More banks and financial institutions could end up being bailed out by governments before the credit crisis is over

He aded:

a heavy-handed regulatory response to the crisis would do more harm than good because it would depress global share prices.

And apparently he's worried that:

governments, already troubled by inflation, might try to reassert their grip on economic affairs.

If that becomes widespread, globalisation could reverse, at awesome cost

I am reminded that Keynes said:

Practical men, who believe themselves to be quite exempt from any
intellectual influence, are usually the slaves of some defunct
economist.

Greenspan is, without doubt defunct, but he's not stopped kicking yet.

It's time to recognise three things:

1) Default comes with the cost of regulation;

2) Market regulation is always beneficial: it stops the inevitable and inbuilt tendency of markets to self-destruct;

3) There is almost no link between the stock market and the real economy.
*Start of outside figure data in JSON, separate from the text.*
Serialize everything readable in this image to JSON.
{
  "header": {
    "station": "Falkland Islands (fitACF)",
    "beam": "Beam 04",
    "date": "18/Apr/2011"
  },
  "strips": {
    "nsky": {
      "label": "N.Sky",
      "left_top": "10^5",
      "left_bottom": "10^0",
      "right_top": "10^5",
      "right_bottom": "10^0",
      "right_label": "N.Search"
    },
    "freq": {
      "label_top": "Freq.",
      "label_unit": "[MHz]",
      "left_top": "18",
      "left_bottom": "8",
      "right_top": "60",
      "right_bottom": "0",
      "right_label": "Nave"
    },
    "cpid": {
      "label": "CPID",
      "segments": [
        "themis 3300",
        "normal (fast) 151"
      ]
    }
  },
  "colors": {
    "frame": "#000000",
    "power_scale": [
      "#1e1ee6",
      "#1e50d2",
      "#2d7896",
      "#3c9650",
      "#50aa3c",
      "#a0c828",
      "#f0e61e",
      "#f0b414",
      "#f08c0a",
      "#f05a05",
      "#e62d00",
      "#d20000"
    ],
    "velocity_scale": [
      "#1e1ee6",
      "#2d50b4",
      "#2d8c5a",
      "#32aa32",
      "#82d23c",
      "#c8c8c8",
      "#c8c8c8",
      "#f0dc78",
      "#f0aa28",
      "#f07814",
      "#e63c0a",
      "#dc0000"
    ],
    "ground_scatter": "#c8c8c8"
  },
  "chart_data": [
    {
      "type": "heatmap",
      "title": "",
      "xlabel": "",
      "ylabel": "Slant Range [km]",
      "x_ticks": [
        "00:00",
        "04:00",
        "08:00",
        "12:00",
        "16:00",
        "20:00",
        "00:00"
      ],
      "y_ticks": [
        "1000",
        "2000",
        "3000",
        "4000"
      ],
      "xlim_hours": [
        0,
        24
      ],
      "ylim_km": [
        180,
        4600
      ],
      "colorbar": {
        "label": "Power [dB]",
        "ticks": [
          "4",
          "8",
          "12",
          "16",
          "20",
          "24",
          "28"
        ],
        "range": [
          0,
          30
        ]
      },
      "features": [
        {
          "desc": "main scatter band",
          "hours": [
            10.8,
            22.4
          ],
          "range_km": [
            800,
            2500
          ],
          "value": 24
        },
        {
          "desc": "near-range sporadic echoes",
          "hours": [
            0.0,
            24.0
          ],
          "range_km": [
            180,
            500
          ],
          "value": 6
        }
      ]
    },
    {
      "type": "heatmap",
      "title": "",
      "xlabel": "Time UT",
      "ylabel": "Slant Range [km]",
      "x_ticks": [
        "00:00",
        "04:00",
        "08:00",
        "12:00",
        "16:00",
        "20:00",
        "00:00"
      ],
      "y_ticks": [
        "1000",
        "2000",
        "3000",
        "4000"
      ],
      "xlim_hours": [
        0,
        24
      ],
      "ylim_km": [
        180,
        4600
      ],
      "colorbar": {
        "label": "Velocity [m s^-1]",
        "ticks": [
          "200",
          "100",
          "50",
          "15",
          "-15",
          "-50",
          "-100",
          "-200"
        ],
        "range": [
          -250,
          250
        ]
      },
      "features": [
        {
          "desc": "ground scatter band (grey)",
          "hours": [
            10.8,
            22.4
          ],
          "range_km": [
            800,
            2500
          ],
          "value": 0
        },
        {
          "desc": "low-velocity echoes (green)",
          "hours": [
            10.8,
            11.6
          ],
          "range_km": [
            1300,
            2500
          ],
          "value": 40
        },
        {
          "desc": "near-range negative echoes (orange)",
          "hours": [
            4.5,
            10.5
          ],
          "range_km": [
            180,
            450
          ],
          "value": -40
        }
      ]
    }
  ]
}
Stock markets are not used to raise equity unless companies are in trouble, 99% of all share dealing is in second hand pieces of paper and is gambling: nothing more or less; whilt the liquidity this creates is designed solely as a veneer to allow financial services companies to extract value from the funds they manage, so undermining (and in many cases destroying) the future worth of those investments to fund the current excessive lifestyles of those who expropriate them for their own current benefit.

Where else do you think the excess of the City comes from?

That's why it needs to be stopped.

And as for solving the banking crisis: if house prices are key to this I think my intervention suggestion better than the direct bailing of banks.